By the same token, if Hicks was concerned about parking, he should have spoken with the apartment office or called the police himself. I live in an apartment complex. We are under strict instructions from our office and the police not to have discussions with neighbors about matters of conflict. But instead to call the police and report the matter to the office. Precisely so as to avoid confrontation.
What if you fear the police? Ok. Not a stupid question. I am one in the town neighboring Chapel Hill (Carrboro, NC), along with others, who are trying to implement a process of citizen design of policing, specifically because of concerns, locally and nationally, with the nature of some policing approach.
Ok. But, if you want less of a police presence in your neighborhood, then you have to engage in community self-policing. I read that a community meeting was held to discuss Hicks. What happened? Nothing. Why? Because folks don’t follow through. We need to.
To digress for a moment, the moves in Carrboro, NC have come to a bit of a halt, because the next community meeting with our local police chief is not due until June. I know it is not going to be possible simply to turn up in June and expect people to pick up where we left off from the last community forum. One can not be passive in one’s interest. I know that one or more of us will have to work assiduously for the month before that community forum in June to re-interest folk, get some control of the agenda and the like. Advocacy, change, improvement takes work and vigilance, not just a post or two on Facebook.
I said I’d come back to the media. I specifically want to address the earlier article, talking about Hicks’s obsession with parking. You can’t change people. Can’t make them less weird. But journalists can stop writing self-evident nonsense.
The article itself reads stupidly. Even if Hicks turns out to be the most complicated individual in history, it is incumbent on journalists actually to read what they write. I know a bit about this. My book is currently undergoing what my publisher calls editing for consistency. I call it destroying a work of timeless art. Yes. We are having a parking dispute. But, the point is, he won’t let me write crap.
How on earth can a journalist write that Hicks was a champion for the rights of individuals, when he is also described as lacking any compassion? How can he be a liberal, who turns up on neighbor’s doorsteps, toting a gun?
It’s not good enough to say, well, that is what folks said to the journalist. Just because people talk nonsense does not mean a journalist has to write it. Journalism of this low quality merely causes confusion and misunderstanding.

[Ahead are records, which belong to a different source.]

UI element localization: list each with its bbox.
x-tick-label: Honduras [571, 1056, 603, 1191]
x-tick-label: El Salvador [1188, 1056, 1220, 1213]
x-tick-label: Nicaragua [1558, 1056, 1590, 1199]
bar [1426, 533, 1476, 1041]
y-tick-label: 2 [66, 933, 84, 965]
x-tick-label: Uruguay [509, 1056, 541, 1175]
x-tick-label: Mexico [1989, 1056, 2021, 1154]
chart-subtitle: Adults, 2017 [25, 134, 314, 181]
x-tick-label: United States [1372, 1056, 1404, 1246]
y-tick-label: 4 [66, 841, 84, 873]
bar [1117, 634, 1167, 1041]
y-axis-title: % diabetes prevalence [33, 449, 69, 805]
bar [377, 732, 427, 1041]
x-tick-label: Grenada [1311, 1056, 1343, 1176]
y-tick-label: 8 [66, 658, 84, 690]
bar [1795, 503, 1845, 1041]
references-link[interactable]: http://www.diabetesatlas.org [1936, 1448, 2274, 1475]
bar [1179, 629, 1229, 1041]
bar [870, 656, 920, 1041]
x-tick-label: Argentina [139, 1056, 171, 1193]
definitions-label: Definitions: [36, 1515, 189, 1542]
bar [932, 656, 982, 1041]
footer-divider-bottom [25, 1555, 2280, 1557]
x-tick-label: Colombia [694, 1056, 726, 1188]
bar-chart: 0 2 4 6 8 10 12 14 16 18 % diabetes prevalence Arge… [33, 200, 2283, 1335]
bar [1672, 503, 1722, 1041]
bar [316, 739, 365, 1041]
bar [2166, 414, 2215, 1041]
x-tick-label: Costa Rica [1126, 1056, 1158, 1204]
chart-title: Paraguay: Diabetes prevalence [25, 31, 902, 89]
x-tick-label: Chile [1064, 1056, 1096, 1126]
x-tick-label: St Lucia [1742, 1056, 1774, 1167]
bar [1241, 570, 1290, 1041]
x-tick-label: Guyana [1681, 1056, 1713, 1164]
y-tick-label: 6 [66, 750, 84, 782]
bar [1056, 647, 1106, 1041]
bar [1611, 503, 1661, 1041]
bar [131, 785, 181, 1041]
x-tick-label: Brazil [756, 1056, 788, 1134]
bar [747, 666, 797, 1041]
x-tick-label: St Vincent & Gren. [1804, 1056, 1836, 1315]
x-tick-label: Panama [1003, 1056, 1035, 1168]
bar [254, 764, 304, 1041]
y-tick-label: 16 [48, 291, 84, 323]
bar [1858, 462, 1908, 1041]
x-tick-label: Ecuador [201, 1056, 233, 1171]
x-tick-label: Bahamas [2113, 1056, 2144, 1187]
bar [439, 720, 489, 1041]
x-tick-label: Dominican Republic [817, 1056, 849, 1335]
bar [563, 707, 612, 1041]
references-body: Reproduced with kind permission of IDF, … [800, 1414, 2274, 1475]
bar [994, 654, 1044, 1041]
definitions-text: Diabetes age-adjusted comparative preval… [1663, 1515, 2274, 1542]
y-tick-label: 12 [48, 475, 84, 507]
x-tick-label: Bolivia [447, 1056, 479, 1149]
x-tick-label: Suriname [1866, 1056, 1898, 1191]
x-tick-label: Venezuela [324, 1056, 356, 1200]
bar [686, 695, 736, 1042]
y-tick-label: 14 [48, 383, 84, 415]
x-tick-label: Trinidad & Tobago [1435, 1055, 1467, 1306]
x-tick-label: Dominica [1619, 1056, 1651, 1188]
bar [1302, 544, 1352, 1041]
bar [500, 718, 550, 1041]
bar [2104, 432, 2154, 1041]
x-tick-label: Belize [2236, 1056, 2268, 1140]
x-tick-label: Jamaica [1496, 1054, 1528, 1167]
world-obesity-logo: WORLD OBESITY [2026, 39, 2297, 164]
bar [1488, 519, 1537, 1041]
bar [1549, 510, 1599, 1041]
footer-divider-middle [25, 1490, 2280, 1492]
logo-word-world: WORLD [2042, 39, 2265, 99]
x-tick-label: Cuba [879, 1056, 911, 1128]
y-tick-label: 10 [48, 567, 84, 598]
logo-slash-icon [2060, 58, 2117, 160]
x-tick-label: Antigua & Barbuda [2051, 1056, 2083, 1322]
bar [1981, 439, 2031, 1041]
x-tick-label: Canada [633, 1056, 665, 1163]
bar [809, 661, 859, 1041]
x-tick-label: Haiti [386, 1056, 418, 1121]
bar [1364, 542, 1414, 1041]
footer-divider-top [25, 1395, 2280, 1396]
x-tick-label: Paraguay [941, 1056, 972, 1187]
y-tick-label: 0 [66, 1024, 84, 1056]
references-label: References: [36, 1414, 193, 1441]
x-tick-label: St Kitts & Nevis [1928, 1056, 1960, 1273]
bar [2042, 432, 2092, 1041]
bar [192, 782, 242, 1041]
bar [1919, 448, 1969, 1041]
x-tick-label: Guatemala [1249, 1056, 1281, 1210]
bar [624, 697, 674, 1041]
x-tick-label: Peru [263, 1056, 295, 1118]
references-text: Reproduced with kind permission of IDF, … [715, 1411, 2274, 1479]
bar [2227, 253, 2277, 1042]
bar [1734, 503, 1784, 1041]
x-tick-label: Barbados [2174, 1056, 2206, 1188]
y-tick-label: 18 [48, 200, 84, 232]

Of course there is some question as to the mental balance of Hicks himself. I’m not talking about that. I’m talking about a journalist saying, whoa, either I report that Hicks was a likely schizophrenic, and report the inconsistencies, or I say, I can’t blithely accept these contradictory reports.
Why should a journalist get that involved, I hear you ask? He’s just a journalist. And I respond, he’s a journalist, in a position of some authority, contributing to analysis and understanding. We need all of us to own responsibility for what we say, and do, and what we do not do.
Again, I know a bit about this. My book results from one thing. I saw stuff around me that did not make sense. I investigated. I asked questions. If we all stand by passively, then bad stuff will go on happening. If something does not make sense, the chances are, it does not make sense. Get stuck in, and find out why. And it starts with people like journalists. So, I do not let the writer of this article off the hook that lightly.
There are lessons to be learned from the tragedy of the Chapel Hill killings. The first is that it was a crime. A heinous crime. But a crime. Not a religious war. It was a crime that could have been avoided. And that can be avoided again. Not with grand protests, marches, or new legislation. But by ordinary folk, you and I, taking an interest, giving a damn, owning responsibility and getting involved, in a purposeful way.